The implementation of the ACA’s preventive care rules has given rise to considerable controversy and many lawsuits by employers who object on religious grounds to providing all or some contraceptive services to their employees and, in the case of colleges and universities, to students covered by student health plans. The Supreme Court addressed the issue in Burwell v. Hobby Lobby and in orders in several other cases. It held in Hobby Lobby that closely-held corporations cannot be required to provide contraceptive coverage as mandated by the ACA. (See our article, Supreme Court Rules Closely Held Companies Not Subject to Contraceptive Coverage Mandate of Health Care Reform Law.)

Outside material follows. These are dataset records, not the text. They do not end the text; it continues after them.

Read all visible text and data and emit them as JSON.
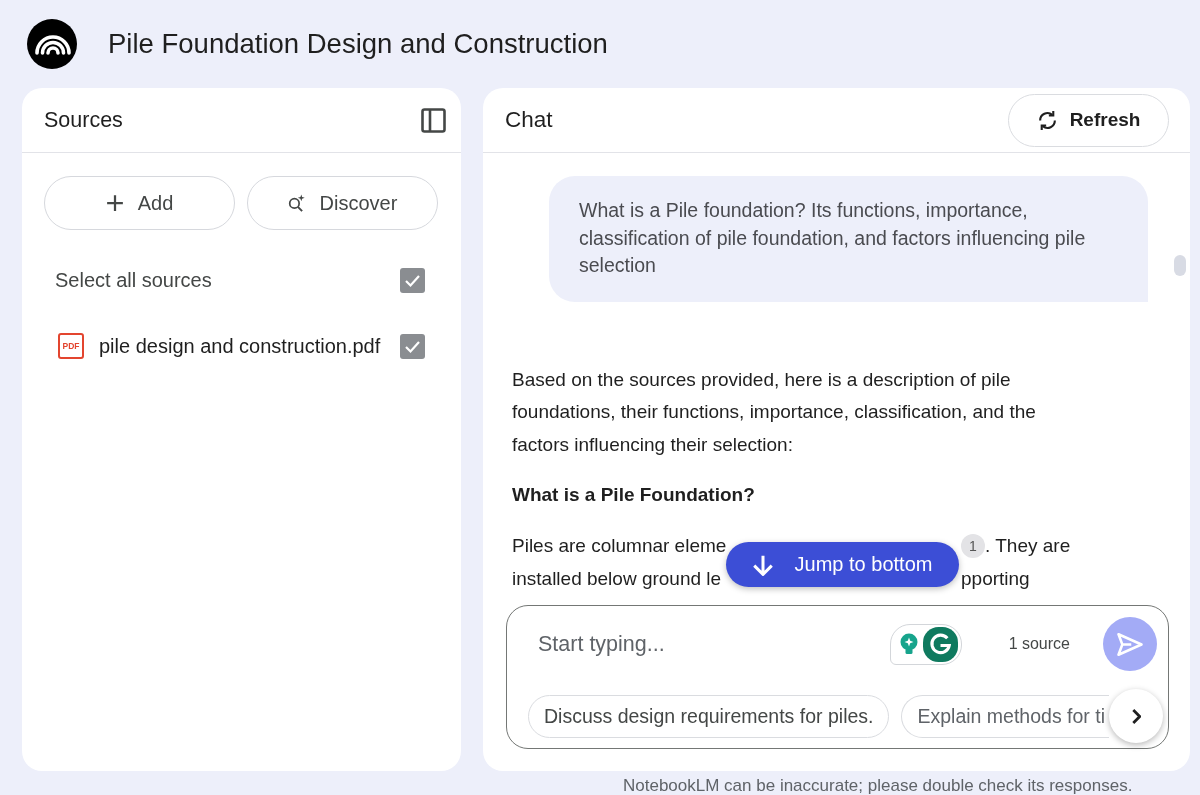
{
  "header": {
    "title": "Pile Foundation Design and Construction"
  },
  "sources_panel": {
    "title": "Sources",
    "actions": [
      {
        "kind": "add",
        "label": "Add"
      },
      {
        "kind": "discover",
        "label": "Discover"
      }
    ],
    "select_all": {
      "label": "Select all sources",
      "checked": true
    },
    "sources": [
      {
        "name": "pile design and construction.pdf",
        "file_type": "PDF",
        "checked": true
      }
    ]
  },
  "chat_panel": {
    "title": "Chat",
    "refresh_button": {
      "label": "Refresh"
    },
    "question": {
      "text": "What is a Pile foundation? Its functions, importance, classification of pile foundation, and factors influencing pile selection"
    },
    "answer": {
      "blocks": [
        {
          "kind": "paragraph",
          "text": "Based on the sources provided, here is a description of pile foundations, their functions, importance, classification, and the factors influencing their selection:"
        },
        {
          "kind": "heading",
          "text": "What is a Pile Foundation?"
        },
        {
          "kind": "covered",
          "lines": [
            {
              "start": "Piles are columnar eleme",
              "citation": "1",
              "end": ". They are"
            },
            {
              "start": "installed below ground le",
              "end": "pporting"
            }
          ]
        }
      ]
    },
    "jump_button": {
      "label": "Jump to bottom"
    },
    "composer": {
      "placeholder": "Start typing...",
      "source_count": "1 source",
      "send_button": {
        "disabled": true
      },
      "suggestions": [
        "Discuss design requirements for piles.",
        "Explain methods for ti"
      ]
    }
  },
  "footer": {
    "disclaimer": "NotebookLM can be inaccurate; please double check its responses."
  }
}
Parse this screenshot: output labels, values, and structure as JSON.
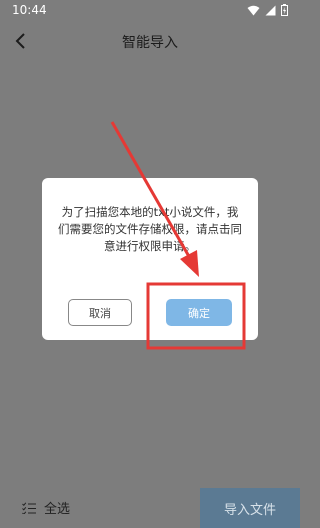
{
  "status_bar": {
    "time": "10:44",
    "icons": [
      "wifi-icon",
      "signal-icon",
      "battery-icon"
    ]
  },
  "header": {
    "title": "智能导入",
    "back_icon": "chevron-left-icon"
  },
  "dialog": {
    "message": "为了扫描您本地的txt小说文件，我们需要您的文件存储权限，请点击同意进行权限申请。",
    "cancel_label": "取消",
    "confirm_label": "确定"
  },
  "bottom_bar": {
    "select_all_label": "全选",
    "import_label": "导入文件"
  },
  "colors": {
    "scrim": "#7d7d7d",
    "confirm_button": "#7fb7e6",
    "import_button": "#5b7a93",
    "annotation": "#e53935"
  }
}
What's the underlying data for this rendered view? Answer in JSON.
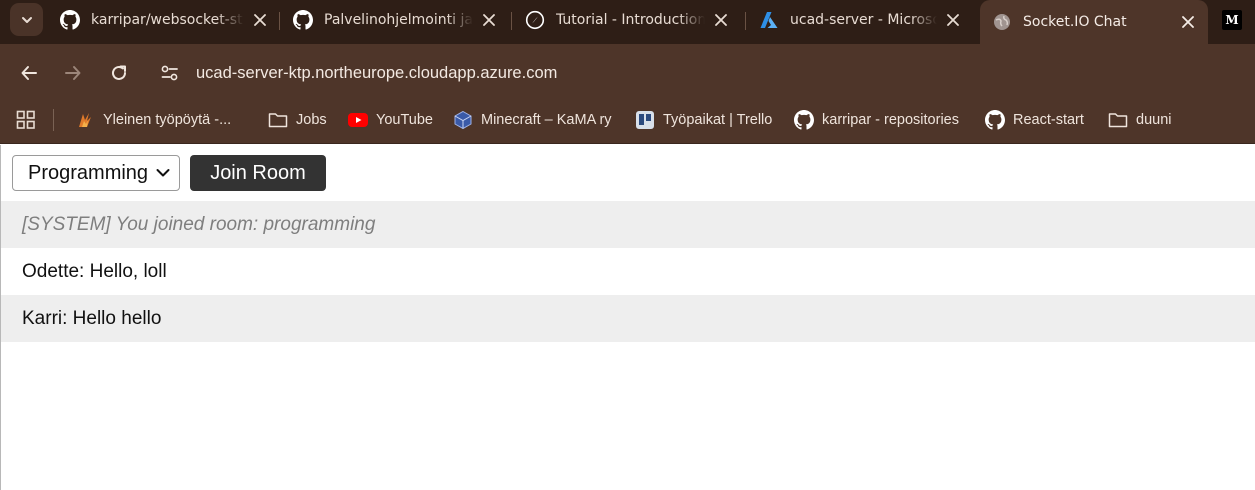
{
  "browser": {
    "tabs": [
      {
        "title": "karripar/websocket-st",
        "icon": "github-icon"
      },
      {
        "title": "Palvelinohjelmointi ja",
        "icon": "github-icon"
      },
      {
        "title": "Tutorial - Introduction",
        "icon": "compass-icon"
      },
      {
        "title": "ucad-server - Microso",
        "icon": "azure-icon"
      },
      {
        "title": "Socket.IO Chat",
        "icon": "globe-icon",
        "active": true
      },
      {
        "title": "M",
        "icon": "medium-icon"
      }
    ],
    "url": "ucad-server-ktp.northeurope.cloudapp.azure.com",
    "bookmarks": [
      {
        "label": "Yleinen työpöytä -...",
        "icon": "flame-icon"
      },
      {
        "label": "Jobs",
        "icon": "folder-icon"
      },
      {
        "label": "YouTube",
        "icon": "youtube-icon"
      },
      {
        "label": "Minecraft – KaMA ry",
        "icon": "cube-icon"
      },
      {
        "label": "Työpaikat | Trello",
        "icon": "trello-icon"
      },
      {
        "label": "karripar - repositories",
        "icon": "github-icon"
      },
      {
        "label": "React-start",
        "icon": "github-icon"
      },
      {
        "label": "duuni",
        "icon": "folder-icon"
      }
    ],
    "colors": {
      "frame": "#2e1e16",
      "toolbar": "#4e3529"
    }
  },
  "chat": {
    "room_select": {
      "selected": "Programming"
    },
    "join_label": "Join Room",
    "messages": [
      {
        "text": "[SYSTEM] You joined room: programming",
        "system": true
      },
      {
        "text": "Odette: Hello, loll",
        "system": false
      },
      {
        "text": "Karri: Hello hello",
        "system": false
      }
    ]
  }
}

Definition of Closely-Held Corporation

The Final Regulations provide an exemption to the contraceptive coverage mandate for closely-held, for-profit companies that object to providing contraceptive coverage based on their owners’ religious beliefs. “Closely-held corporation” is defined in the Final Regulations as a for-profit entity which is 50 percent owned (directly or indirectly) by five or fewer individuals, or which has a substantially similar ownership structure. The Final Regulations expressly exclude publicly-traded companies from eligibility for the exemption. The definition of “closely-held” is similar, but not identical, to the general tax law definition. Thus, for example, a personal service corporation may qualify for the exemption. Additionally, a for-profit entity controlled by a non-profit “eligible organization” (a religious organization exempt from the contraceptive coverage mandate) also may qualify. The Final Regulations provide that a for-profit entity may send a letter to the Internal Revenue Service for further information regarding whether its ownership structure qualifies for the exemption.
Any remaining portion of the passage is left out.